The director of the ad, Mark Nickelsburg, posted it on his Facebook page last week writing: “First a clerk in Kentucky, and now a church lady in Los Angeles! This same sex couple faces yet another obstacle on the way to marriage equality in this commercial I directed.”
In the “Tide to Go” ad, a same-sex couple, dressed in tuxes, walks hand-in-hand towards a church with one turning to the other: “Last chance to back out” and the other replying: “Don’t tempt me.”
Just as they reach the entrance, a church lady confronts them. “How offensive. I won’t let you blemish the sanctity of marriage,” she says. The two men begin the protestations, when suddenly the woman whips out a “Tide to Go” laundry pen and removes a spot from one of the groom’s shirts. “Carry on boys,” she says as she walks on by allowing them to enter the sanctuary, as joyful organ music plays in the background.
Procter and Gamble has not been shy in showing it support for homosexual rights for decades. Following the Supreme Court ruling in June finding all state laws that define marriage as between one man and one woman unconstitutional, the company tweeted:
We support and respect everyone’s right to be who they are. #LoveWins#LoveHasNoLabels#PrideMonth2015pic.twitter.com/Ti1wWmKfCd
— P&G (@ProcterGamble) June 26, 2015
Christian leaders in the past have urged a boycott of Procter and Gamble products because of its high profile support of the homosexual agenda.

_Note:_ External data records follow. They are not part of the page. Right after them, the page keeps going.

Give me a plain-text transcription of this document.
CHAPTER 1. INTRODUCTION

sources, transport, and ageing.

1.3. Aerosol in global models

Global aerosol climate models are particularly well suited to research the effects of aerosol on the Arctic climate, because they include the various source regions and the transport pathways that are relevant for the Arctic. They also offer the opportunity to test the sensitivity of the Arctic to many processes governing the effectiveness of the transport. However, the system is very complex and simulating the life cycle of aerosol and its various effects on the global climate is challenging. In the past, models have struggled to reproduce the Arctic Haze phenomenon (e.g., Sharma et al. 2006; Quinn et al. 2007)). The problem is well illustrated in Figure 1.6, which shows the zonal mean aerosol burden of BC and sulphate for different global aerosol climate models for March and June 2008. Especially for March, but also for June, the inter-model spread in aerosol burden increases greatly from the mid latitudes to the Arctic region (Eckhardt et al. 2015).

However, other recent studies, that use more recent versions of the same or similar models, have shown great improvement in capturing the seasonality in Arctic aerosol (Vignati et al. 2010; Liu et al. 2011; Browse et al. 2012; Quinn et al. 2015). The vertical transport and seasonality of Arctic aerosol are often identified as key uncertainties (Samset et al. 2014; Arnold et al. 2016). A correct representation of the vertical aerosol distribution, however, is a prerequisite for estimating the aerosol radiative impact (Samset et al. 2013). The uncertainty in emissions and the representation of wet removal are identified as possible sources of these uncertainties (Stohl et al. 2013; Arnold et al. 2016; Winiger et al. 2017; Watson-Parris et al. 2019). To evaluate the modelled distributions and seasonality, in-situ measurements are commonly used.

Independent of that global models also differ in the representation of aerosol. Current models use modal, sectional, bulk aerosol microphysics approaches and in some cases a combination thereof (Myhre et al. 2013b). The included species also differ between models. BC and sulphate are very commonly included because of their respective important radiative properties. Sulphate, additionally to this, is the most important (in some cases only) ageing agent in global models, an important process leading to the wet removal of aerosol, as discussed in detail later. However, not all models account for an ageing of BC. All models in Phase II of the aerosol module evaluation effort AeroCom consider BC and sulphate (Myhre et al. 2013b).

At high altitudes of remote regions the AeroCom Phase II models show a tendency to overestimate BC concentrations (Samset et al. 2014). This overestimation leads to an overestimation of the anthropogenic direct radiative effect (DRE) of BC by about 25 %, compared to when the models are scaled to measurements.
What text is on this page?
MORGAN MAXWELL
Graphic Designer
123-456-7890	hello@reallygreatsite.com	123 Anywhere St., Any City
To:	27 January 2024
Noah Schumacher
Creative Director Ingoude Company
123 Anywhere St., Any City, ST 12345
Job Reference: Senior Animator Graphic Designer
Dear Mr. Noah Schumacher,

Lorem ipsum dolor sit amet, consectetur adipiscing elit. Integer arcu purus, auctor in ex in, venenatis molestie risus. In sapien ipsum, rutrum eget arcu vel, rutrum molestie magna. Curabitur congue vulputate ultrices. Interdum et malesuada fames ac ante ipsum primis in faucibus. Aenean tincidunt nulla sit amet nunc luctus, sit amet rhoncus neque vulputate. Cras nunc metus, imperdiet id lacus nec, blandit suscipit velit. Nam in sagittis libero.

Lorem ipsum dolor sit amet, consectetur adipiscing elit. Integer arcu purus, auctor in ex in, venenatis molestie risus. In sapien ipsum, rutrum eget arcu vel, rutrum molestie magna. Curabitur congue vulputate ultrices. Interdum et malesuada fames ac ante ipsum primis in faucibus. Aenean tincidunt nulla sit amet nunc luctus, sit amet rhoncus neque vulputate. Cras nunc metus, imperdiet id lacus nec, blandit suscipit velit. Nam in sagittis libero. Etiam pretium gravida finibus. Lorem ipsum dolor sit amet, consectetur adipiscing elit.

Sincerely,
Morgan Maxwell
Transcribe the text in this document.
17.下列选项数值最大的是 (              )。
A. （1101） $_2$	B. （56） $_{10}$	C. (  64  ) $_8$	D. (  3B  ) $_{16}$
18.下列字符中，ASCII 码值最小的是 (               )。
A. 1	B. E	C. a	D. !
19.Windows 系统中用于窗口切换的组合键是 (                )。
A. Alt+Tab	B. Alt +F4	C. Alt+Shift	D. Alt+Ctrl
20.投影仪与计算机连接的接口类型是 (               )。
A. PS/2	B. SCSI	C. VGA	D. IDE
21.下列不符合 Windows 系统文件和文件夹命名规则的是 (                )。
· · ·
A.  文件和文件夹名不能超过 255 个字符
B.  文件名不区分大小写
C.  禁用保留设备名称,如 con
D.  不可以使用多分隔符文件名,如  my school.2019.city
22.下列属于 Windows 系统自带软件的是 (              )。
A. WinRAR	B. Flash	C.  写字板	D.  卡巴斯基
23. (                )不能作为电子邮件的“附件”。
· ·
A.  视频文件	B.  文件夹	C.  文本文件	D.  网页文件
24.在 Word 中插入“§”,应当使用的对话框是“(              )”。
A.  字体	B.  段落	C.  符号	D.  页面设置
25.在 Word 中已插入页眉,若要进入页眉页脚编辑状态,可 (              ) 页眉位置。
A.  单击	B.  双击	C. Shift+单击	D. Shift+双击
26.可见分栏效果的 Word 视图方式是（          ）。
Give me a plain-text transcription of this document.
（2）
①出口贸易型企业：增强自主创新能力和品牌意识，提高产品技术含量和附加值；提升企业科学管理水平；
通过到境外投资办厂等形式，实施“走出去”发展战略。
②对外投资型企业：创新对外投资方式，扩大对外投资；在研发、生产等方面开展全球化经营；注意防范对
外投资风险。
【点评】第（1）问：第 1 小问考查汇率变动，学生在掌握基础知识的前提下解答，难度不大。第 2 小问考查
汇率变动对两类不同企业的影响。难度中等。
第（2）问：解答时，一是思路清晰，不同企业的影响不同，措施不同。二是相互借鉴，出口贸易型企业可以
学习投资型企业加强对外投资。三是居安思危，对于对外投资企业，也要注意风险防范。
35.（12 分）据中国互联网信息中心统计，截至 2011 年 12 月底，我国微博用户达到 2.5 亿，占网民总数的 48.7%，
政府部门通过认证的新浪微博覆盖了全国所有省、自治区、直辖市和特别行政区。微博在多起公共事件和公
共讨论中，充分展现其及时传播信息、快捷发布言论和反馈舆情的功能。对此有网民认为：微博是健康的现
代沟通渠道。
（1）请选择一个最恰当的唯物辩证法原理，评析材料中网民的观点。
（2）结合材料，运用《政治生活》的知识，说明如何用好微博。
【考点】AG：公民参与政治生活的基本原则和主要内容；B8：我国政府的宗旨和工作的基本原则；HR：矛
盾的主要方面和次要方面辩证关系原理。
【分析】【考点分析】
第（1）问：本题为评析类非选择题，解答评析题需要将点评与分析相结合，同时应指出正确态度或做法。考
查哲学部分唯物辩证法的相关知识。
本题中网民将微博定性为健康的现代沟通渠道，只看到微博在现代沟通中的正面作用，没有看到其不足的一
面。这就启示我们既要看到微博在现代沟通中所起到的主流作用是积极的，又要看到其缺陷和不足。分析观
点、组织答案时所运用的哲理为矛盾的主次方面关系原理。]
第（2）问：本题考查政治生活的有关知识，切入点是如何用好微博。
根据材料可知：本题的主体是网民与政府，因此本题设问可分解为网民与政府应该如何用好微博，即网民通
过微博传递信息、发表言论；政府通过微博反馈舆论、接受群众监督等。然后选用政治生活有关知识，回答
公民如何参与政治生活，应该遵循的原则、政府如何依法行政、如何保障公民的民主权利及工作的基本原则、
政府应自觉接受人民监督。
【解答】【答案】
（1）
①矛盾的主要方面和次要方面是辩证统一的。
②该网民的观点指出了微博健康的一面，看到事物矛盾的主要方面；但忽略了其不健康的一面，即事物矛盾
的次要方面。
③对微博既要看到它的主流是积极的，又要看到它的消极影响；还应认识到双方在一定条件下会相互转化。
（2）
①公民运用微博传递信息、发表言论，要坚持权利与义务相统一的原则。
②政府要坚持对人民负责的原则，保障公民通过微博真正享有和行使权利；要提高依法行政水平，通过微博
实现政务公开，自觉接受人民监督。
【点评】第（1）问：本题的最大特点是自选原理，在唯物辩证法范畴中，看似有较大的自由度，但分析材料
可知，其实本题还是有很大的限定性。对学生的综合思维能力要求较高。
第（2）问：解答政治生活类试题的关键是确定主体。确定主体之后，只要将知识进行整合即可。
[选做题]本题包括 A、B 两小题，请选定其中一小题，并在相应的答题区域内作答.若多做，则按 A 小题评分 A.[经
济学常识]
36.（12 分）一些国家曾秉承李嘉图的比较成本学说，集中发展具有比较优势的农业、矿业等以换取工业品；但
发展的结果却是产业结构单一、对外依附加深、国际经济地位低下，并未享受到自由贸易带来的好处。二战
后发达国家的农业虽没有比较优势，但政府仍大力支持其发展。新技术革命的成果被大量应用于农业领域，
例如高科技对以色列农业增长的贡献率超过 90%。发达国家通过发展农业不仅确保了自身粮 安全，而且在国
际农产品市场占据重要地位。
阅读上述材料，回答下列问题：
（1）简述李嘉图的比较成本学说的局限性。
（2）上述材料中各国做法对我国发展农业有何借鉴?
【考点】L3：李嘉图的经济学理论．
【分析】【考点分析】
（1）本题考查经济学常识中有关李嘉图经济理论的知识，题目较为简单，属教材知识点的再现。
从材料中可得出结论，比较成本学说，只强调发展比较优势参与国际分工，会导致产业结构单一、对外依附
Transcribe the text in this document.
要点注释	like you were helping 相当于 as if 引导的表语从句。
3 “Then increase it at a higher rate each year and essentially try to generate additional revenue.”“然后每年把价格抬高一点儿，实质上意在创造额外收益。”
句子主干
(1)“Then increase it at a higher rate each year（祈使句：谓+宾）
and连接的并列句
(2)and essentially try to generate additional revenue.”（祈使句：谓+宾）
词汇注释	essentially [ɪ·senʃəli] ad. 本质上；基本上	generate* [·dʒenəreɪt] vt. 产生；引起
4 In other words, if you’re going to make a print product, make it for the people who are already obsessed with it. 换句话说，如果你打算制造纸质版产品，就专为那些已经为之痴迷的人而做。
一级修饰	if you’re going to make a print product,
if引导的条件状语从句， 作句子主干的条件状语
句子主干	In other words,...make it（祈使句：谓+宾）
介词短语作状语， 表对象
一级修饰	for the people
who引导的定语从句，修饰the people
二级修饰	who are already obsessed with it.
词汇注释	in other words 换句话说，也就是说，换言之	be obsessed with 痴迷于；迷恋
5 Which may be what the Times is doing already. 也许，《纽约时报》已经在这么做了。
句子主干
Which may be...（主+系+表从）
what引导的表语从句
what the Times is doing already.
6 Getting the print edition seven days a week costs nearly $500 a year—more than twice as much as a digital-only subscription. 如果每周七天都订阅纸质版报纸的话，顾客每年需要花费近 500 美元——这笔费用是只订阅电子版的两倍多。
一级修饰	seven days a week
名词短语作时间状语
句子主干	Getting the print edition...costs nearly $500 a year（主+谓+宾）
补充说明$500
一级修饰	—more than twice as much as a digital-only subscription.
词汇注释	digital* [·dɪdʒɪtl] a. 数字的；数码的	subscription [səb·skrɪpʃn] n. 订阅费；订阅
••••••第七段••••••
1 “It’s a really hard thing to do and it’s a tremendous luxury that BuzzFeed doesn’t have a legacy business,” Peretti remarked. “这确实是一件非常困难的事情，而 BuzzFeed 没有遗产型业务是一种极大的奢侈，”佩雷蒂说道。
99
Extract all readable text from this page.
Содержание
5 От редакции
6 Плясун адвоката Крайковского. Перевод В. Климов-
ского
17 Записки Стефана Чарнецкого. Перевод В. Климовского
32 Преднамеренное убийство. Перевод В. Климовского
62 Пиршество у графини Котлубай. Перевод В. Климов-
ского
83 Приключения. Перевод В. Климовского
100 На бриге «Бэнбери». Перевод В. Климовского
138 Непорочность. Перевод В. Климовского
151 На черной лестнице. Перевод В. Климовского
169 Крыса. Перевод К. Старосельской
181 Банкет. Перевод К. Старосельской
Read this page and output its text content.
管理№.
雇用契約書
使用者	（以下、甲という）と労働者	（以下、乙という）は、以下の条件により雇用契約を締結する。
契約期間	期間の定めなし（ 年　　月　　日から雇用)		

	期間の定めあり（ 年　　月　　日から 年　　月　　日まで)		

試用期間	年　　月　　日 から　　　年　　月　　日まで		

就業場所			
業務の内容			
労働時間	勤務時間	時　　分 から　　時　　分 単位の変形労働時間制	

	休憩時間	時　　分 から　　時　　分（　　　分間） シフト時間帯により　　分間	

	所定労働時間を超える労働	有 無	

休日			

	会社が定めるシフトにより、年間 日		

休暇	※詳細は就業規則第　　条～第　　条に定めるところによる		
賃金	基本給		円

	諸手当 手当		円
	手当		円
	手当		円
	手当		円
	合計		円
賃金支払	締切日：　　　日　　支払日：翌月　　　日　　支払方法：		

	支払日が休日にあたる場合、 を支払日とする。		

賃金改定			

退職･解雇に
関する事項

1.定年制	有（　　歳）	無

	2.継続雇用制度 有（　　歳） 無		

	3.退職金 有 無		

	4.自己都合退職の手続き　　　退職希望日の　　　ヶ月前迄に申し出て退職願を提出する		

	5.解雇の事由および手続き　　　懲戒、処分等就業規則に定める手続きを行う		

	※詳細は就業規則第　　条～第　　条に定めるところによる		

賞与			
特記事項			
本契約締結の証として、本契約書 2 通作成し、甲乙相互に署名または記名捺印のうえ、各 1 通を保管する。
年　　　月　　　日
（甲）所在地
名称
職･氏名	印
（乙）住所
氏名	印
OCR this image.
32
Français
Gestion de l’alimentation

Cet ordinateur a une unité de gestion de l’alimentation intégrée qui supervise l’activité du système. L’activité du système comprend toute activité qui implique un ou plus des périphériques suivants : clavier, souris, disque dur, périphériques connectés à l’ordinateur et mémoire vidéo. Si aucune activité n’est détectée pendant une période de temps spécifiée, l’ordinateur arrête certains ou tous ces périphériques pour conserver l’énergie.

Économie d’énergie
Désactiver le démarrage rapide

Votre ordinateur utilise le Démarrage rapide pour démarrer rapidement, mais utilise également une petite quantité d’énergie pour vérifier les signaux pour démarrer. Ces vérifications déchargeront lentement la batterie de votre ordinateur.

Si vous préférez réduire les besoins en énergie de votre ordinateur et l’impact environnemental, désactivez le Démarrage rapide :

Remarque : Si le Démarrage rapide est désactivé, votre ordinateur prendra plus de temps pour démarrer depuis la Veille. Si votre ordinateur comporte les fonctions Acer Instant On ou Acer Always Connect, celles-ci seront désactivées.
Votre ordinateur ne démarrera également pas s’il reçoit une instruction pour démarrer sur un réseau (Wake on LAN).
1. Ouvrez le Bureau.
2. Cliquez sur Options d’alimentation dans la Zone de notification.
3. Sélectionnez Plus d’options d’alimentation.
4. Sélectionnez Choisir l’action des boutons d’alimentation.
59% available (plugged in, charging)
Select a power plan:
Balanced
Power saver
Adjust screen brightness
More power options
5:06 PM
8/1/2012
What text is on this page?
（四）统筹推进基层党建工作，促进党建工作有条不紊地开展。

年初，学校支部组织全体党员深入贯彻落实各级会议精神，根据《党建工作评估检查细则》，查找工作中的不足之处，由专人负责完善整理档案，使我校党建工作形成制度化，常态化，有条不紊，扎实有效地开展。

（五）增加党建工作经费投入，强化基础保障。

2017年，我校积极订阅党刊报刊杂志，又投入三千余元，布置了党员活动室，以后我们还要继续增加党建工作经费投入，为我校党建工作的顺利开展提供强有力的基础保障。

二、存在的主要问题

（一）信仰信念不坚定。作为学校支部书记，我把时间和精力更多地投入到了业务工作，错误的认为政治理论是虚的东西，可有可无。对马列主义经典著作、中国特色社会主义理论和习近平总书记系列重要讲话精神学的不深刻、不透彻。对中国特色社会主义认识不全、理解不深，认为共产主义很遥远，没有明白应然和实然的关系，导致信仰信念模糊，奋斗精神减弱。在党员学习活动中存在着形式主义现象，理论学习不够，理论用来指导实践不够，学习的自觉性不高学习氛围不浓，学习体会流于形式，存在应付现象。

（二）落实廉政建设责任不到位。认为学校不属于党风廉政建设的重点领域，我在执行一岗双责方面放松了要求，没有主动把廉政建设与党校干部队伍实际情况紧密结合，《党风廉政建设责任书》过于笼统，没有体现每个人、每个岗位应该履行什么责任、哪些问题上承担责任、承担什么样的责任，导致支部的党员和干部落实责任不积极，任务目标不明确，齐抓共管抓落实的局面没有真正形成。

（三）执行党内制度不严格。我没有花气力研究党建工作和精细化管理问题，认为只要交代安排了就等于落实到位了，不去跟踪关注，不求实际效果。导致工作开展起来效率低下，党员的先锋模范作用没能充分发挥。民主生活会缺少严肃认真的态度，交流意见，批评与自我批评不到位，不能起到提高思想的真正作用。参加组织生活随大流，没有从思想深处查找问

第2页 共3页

Meanwhile, Kim Davis went back to work on Monday vowing she would not violate her conscience by affixing her name or title to same-sex marriage licenses; however, she added she would not block her deputy clerks from issuing them. Rather than having her authorization, the licenses will state that they are issued pursuant to a “federal court order.”
“(U.S. District Judge David Bunning) indicated last week that he was willing to accept altered marriage licenses even though he was not certain of their validity,” Davis told reporters on Monday. “I, too, have great doubts whether the license issued under these conditions are even valid.”
The governor of Kentucky, Steve Beshear, believes they are. “I’m … confident and satisfied that the licenses that were issued last week (and) this morning substantially comply with the law in Kentucky,” he told reporters Monday. “And they’re going to be recognized as valid in the Commonwealth.”
“Today, Kim Davis remains the bravest woman in America,” Davis’ attorney Hary Mihet said at a Monday press conference. “She has not compromised her conscience, she has not compromised her faith and she has not quit serving the people of Rowan County that she loves very much.”
Davis believes the 5-4 Supreme Court ruling mandating same-sex marriage violates God’s moral law.
Christian teaching on marriage originates in the Bible’s book of Genesis, which Jesus affirms in the New Testament, saying:
Have you not read that He who made them at the beginning ‘made them male and female,’ and said, ‘For this reason a man shall leave his father and mother and be joined to his wife, and the two shall become one flesh?’ So then, they are no longer two but one flesh.